Référence : 2017 CAF 35

[TRADUCTION FRANÇAISE]

Présent: JUGE STRATAS

ENTRE :

ELIZABETH BERNARD

demanderesse

et

ALLIANCE DE LA FONCTION PUBLIQUE DU CANADA et CONSEIL DU TRÉSOR

intimés

Requête jugée sur dossier sans comparution des parties.

Ordonnance prononcée à Ottawa (Ontario), le 16 février 2017.

MOTIFS DE L’ORDONNANCE :

LE JUGE STRATAS

 


Date : 20170216


Dossier : A-425-16

Référence : 2017 CAF 35

En présence du JUGE STRATAS

ENTRE :

ELIZABETH BERNARD

demanderesse

et

ALLIANCE DE LA FONCTION PUBLIQUE DU CANADA et CONSEIL DU TRÉSOR

intimés

MOTIFS DE L’ORDONNANCE

LE JUGE STRATAS

[1]               La demanderesse a sollicité le contrôle judiciaire d’une décision de la Commission des relations de travail et de l’emploi dans la fonction publique. Elle a demandé par voie de requête la transmission de documents par la Commission en vertu de l’article 317 des Règles des Cours fédérales, DORS/98‑106. La Commission s’est opposée à la transmission de certains documents, invoquant l’article 318 des Règles. Elle affirme que le secret professionnel des avocats s’applique à ces documents.

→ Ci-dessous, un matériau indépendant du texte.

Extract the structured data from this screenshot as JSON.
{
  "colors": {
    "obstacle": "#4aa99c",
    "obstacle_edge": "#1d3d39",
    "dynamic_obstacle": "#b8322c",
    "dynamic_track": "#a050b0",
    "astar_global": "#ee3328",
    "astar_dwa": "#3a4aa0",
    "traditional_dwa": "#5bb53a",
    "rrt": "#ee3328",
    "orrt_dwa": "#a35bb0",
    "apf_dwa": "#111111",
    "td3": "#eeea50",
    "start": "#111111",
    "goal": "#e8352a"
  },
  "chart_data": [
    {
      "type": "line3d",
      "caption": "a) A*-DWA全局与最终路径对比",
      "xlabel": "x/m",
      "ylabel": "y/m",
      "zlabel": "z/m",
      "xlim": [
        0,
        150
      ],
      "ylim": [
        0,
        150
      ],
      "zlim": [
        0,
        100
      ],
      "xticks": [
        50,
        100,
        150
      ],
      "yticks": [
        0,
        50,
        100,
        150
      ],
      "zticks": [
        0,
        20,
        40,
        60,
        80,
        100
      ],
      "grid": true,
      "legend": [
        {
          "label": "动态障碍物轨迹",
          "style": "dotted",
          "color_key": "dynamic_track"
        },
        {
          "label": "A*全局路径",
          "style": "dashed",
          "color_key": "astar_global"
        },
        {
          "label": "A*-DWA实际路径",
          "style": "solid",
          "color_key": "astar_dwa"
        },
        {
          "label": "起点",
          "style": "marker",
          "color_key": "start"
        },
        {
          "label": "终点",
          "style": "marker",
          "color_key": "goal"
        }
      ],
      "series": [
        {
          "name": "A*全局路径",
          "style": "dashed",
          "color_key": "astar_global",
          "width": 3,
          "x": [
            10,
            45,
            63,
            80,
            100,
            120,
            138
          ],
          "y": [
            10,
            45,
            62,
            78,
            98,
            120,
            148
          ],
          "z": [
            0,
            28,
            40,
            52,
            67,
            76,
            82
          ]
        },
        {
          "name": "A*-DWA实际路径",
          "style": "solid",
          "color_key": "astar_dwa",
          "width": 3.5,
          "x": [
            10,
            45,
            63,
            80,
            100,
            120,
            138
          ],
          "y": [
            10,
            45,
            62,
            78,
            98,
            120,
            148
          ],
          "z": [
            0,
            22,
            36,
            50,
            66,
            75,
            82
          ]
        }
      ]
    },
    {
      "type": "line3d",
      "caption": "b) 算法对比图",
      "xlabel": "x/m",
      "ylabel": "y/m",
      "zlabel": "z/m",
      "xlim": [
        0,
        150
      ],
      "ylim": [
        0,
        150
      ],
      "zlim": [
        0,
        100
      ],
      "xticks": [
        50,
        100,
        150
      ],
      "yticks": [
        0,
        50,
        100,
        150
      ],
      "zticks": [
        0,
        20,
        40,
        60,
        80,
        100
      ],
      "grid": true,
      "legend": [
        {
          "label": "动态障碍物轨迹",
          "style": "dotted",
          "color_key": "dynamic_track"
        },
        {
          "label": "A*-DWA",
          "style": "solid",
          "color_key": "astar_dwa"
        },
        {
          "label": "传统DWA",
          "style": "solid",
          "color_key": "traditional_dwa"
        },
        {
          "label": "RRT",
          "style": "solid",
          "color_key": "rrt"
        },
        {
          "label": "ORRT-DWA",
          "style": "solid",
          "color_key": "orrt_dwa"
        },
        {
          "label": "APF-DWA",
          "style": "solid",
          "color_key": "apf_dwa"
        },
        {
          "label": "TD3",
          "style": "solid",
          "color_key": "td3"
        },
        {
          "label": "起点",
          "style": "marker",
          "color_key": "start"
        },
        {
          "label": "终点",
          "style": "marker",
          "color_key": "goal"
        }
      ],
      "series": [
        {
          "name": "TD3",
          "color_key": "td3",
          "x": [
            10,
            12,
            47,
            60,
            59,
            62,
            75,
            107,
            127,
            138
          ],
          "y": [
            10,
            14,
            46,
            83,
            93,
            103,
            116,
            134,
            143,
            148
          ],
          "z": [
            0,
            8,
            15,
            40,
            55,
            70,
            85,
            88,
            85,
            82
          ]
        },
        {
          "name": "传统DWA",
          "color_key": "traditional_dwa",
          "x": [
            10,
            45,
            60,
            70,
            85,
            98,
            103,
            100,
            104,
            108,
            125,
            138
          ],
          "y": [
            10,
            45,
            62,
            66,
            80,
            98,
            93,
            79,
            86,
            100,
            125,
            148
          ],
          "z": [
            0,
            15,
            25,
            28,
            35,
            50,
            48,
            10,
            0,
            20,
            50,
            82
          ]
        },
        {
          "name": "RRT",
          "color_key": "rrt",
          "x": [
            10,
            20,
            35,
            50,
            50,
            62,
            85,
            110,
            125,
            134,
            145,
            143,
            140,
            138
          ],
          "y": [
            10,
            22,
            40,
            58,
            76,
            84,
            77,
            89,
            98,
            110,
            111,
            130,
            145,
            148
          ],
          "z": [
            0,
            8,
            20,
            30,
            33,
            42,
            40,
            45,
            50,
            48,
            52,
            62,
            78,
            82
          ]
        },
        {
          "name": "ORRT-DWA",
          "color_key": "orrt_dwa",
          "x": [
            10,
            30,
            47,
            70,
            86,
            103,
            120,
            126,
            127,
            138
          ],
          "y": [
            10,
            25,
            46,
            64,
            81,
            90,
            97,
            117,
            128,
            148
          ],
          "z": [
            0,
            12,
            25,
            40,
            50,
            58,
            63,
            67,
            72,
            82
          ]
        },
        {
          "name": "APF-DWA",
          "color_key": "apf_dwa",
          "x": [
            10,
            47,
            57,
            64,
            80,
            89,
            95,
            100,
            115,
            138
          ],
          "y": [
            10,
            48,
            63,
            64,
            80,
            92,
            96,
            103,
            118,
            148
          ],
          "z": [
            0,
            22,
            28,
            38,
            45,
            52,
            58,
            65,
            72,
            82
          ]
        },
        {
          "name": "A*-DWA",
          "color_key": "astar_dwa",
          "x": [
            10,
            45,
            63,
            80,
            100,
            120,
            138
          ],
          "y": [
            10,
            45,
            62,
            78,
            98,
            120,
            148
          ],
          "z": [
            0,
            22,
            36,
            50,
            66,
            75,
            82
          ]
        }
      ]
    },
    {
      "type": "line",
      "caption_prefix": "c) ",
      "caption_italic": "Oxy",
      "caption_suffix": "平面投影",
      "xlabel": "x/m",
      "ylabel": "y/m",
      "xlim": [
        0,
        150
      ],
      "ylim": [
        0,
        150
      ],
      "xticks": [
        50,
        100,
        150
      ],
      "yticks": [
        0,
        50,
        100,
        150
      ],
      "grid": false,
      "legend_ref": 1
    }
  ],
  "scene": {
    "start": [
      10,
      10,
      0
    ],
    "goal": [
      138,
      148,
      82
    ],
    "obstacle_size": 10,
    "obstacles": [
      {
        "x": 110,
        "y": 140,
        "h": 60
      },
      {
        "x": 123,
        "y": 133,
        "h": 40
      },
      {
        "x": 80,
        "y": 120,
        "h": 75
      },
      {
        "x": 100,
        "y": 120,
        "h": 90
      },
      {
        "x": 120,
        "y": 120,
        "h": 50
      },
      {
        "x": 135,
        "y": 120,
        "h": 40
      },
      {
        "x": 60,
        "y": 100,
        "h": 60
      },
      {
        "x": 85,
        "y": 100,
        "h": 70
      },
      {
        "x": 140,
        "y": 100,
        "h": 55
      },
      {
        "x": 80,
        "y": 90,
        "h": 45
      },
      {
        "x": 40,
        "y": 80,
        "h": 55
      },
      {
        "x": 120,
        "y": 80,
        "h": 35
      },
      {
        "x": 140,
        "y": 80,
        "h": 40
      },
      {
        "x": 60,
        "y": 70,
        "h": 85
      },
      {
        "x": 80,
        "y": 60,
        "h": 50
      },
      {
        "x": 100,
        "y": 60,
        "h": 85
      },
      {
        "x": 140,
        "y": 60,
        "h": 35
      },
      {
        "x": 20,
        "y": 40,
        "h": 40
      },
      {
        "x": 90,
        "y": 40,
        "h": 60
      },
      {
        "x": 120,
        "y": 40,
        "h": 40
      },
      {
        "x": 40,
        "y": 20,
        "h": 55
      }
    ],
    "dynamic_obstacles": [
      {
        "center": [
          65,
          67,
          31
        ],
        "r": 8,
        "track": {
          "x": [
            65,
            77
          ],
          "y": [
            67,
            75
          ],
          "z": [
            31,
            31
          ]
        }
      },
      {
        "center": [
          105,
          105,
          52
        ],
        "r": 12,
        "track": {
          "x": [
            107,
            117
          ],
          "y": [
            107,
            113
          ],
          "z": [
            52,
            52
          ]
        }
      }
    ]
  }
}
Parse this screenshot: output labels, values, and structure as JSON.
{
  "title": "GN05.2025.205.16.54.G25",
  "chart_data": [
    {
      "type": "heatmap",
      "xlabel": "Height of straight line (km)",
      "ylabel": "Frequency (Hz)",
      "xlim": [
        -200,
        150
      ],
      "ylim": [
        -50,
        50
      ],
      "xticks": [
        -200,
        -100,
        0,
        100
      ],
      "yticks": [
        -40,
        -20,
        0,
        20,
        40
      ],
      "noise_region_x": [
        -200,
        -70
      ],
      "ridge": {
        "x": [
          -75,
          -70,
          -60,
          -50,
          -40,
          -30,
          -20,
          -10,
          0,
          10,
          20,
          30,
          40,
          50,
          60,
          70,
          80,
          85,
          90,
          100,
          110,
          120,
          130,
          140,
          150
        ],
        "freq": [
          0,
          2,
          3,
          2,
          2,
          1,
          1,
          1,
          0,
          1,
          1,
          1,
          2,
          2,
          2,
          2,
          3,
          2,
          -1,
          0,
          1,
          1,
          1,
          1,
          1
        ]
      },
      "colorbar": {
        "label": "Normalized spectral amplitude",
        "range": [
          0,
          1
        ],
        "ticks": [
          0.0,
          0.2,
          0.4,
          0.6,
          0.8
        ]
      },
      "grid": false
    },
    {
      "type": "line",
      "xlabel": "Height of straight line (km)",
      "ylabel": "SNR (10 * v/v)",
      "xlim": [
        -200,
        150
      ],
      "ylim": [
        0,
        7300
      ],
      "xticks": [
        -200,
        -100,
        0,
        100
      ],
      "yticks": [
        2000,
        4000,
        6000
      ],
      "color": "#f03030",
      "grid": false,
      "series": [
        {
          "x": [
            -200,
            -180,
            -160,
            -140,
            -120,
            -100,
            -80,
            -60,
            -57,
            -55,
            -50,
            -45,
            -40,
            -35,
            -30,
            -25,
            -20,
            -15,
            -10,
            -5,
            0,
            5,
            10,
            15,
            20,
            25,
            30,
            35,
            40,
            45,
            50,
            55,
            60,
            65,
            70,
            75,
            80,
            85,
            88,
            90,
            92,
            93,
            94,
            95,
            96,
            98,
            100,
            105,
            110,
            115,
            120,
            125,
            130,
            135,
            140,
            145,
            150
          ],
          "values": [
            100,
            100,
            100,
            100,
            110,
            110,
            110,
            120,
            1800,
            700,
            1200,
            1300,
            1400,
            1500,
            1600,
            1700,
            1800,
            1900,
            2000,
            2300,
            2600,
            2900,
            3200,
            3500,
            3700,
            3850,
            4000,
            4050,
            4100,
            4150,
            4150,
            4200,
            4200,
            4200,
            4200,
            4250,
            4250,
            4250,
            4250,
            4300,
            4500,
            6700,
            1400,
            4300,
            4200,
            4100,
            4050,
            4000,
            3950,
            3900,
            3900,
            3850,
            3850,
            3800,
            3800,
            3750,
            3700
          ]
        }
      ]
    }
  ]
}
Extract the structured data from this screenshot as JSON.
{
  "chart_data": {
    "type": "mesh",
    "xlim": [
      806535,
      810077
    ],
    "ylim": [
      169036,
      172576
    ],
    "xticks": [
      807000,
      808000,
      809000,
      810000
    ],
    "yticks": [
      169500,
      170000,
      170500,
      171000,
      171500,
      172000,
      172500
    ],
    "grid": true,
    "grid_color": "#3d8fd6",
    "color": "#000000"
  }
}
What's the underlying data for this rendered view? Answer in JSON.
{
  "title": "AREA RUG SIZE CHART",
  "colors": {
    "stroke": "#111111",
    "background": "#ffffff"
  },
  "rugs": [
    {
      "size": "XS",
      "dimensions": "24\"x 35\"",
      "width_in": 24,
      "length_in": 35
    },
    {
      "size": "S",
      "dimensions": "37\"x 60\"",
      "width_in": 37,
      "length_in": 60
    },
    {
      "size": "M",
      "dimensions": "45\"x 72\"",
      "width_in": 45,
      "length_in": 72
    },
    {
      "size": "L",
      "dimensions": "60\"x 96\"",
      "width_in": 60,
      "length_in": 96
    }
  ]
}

[2]               Un autre juge de la Cour a donné pour directive aux parties de lui présenter des observations permettant de décider si la transmission de ces documents était nécessaire au dépôt par la demanderesse d’un affidavit à l’appui de sa demande de contrôle judiciaire. Les parties ont soumis leurs observations, et la Cour les en remercie.

[3]               La demanderesse et le procureur général du Canada (représentant la Commission) ont tous les deux raison de dire que, si les documents sont visés par le secret professionnel des avocats, ils ne peuvent pas être vus par la demanderesse. Il appert des observations des parties, particulièrement celles de la demanderesse, que la véritable question en litige est de savoir si les documents sont bel et bien protégés par le privilège.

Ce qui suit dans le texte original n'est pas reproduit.